準備、知恵、連帯で強者を打ち負かす
アフリカの寓話である。この話の教訓は、知恵をはたらかせ、準備を整え、仲間に協力してもらえれば弱者であっても強者に勝てるということだ。
簡単におさらいをしてみよう。まず、カメは「普通に戦ったのでは勝てない」という冷静な状況判断をした。「どうすれば勝てるか」を考えて知恵を絞った。その末に、親類のカメたちを道筋に配置するという奇策を捻りだした。さっそく準備に取りかかったカメは、親類中の家を訪ね、事情を話した上で作戦の全容について説明した。そして、競走の日の早朝に会場に集まってくれるように頼んだ。

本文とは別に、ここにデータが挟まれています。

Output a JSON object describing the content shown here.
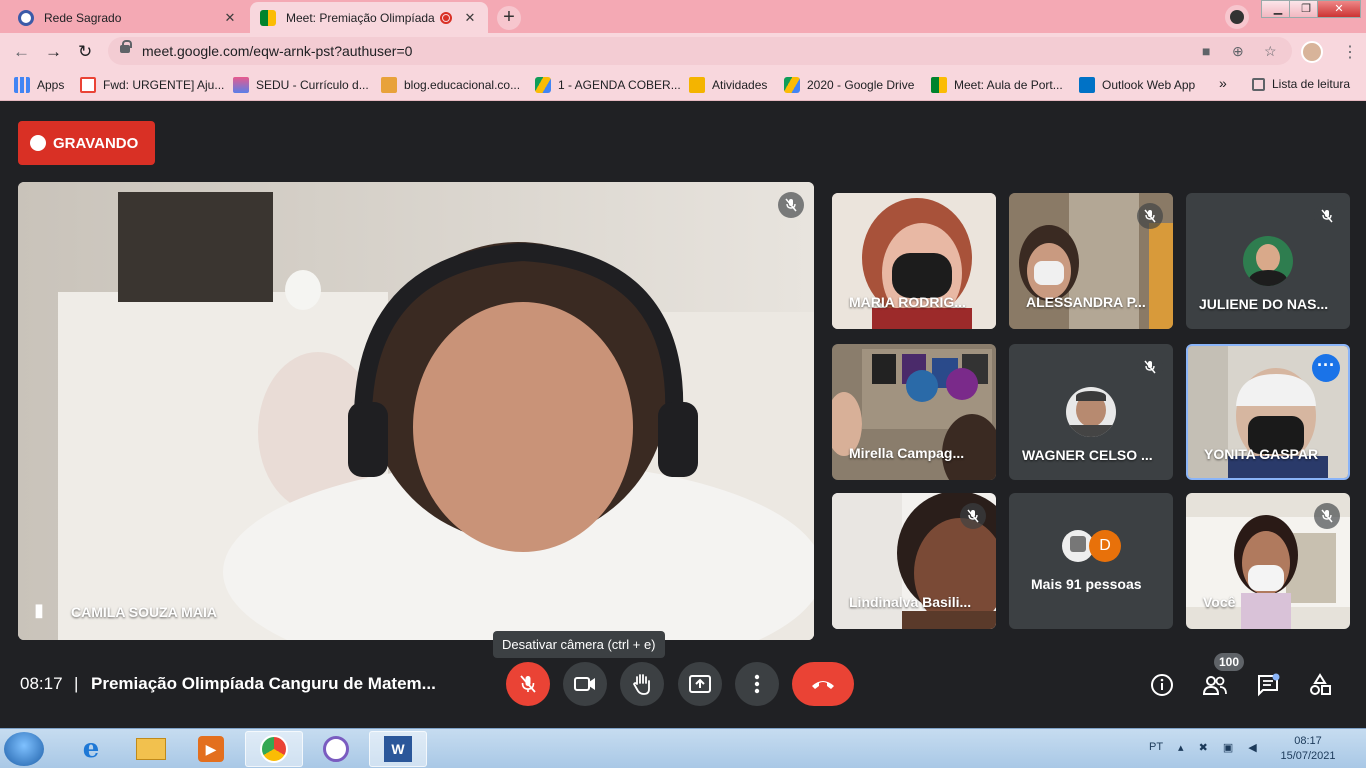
{
  "browser": {
    "tabs": [
      {
        "title": "Rede Sagrado",
        "active": false
      },
      {
        "title": "Meet: Premiação Olimpíada",
        "active": true
      }
    ],
    "url": "meet.google.com/eqw-arnk-pst?authuser=0",
    "bookmarks": [
      {
        "label": "Apps"
      },
      {
        "label": "Fwd: URGENTE] Aju..."
      },
      {
        "label": "SEDU - Currículo d..."
      },
      {
        "label": "blog.educacional.co..."
      },
      {
        "label": "1 - AGENDA COBER..."
      },
      {
        "label": "Atividades"
      },
      {
        "label": "2020 - Google Drive"
      },
      {
        "label": "Meet: Aula de Port..."
      },
      {
        "label": "Outlook Web App"
      },
      {
        "label": "»"
      },
      {
        "label": "Lista de leitura"
      }
    ]
  },
  "meet": {
    "recording_label": "GRAVANDO",
    "main_participant": "CAMILA SOUZA MAIA",
    "participants": [
      {
        "name": "MARIA RODRIG...",
        "muted": false
      },
      {
        "name": "ALESSANDRA P...",
        "muted": true
      },
      {
        "name": "JULIENE DO NAS...",
        "muted": true
      },
      {
        "name": "Mirella Campag...",
        "muted": false
      },
      {
        "name": "WAGNER CELSO ...",
        "muted": true
      },
      {
        "name": "YONITA GASPAR",
        "muted": false
      },
      {
        "name": "Lindinalva Basili...",
        "muted": true
      },
      {
        "name": "Mais 91 pessoas",
        "muted": false,
        "avatar_letter": "D"
      },
      {
        "name": "Você",
        "muted": true
      }
    ],
    "tooltip": "Desativar câmera (ctrl + e)",
    "time": "08:17",
    "separator": "|",
    "meeting_title": "Premiação Olimpíada Canguru de Matem...",
    "people_count": "100",
    "colors": {
      "accent_red": "#ea4335",
      "selected_border": "#8ab4f8",
      "background": "#202124"
    }
  },
  "taskbar": {
    "language": "PT",
    "time": "08:17",
    "date": "15/07/2021"
  }
}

当日、集まった親類のカメたちは、競走が始まる前に一定の間隔で道の脇にこっそりと隠れた。見事なチームワークのおかげでウサギを打ち負かすことができた。そういう話である。
「ウサギとカメ①」と「ウサギとカメ②」を比較してみよう。どちらも、身体能力に劣った者が身体能力の優れた者に勝つという話である。では、どこに違いがあるのか。「ウサギとカメ①」において弱者であるカメが勝てたのはあくまでも相手の油断があったからである。何か知恵をはたらかせたわけでもなく、ただ愚直にまじめに自分のできることをしたのみである。勝ちの要因はたまたまに過ぎず、幸運が舞い込んだということだ。
一方の「ウサギとカメ②」においてカメが勝てたのは、知恵をはたらかせ、準備を整え、仲間に協力してもらったからである。身体能力で勝てない相手には頭脳を駆使して立ち向かわなければいけない。それでも勝てそうにないなら、他者の力を上手に取り込み集団で挑んでいかなければならない。
「ウサギとカメ①」も「ウサギとカメ②」も弱者が強者を打ち負かす寓話である。しかし、逆の寓話――弱者は強者に勝てない寓話――も存在する。たとえば、イソップ寓話の「鷲と鳥と羊飼」(『イソップ寓話集』山本光雄訳、岩波書店)がこれに該当する。この話の最後は「このように優れた者と競争しようとすると、何の得るところもないばかりか、ひどい目にあったおまけに物笑いを買うものです」となっている。
寓話というのは、話によって相矛盾する正反対の教訓が説かれていることに注意したい。弱者でも強者に勝てることを教える寓話もあれば、弱者が身の程をわきまえず強者と競おうとすると恥をかくばかりかひどい目に遭うということを教える寓話もある。
これは、寓話が提供するのは、さまざまな具体的状況の中で自分がどう行動したらいいのかを示す処方箋だからである。いつどんな状況でも片方だけを信じて突き進むのは危険であり、両方の可能性を頭に入れながら適切なほうを選択することを暗示しているのである。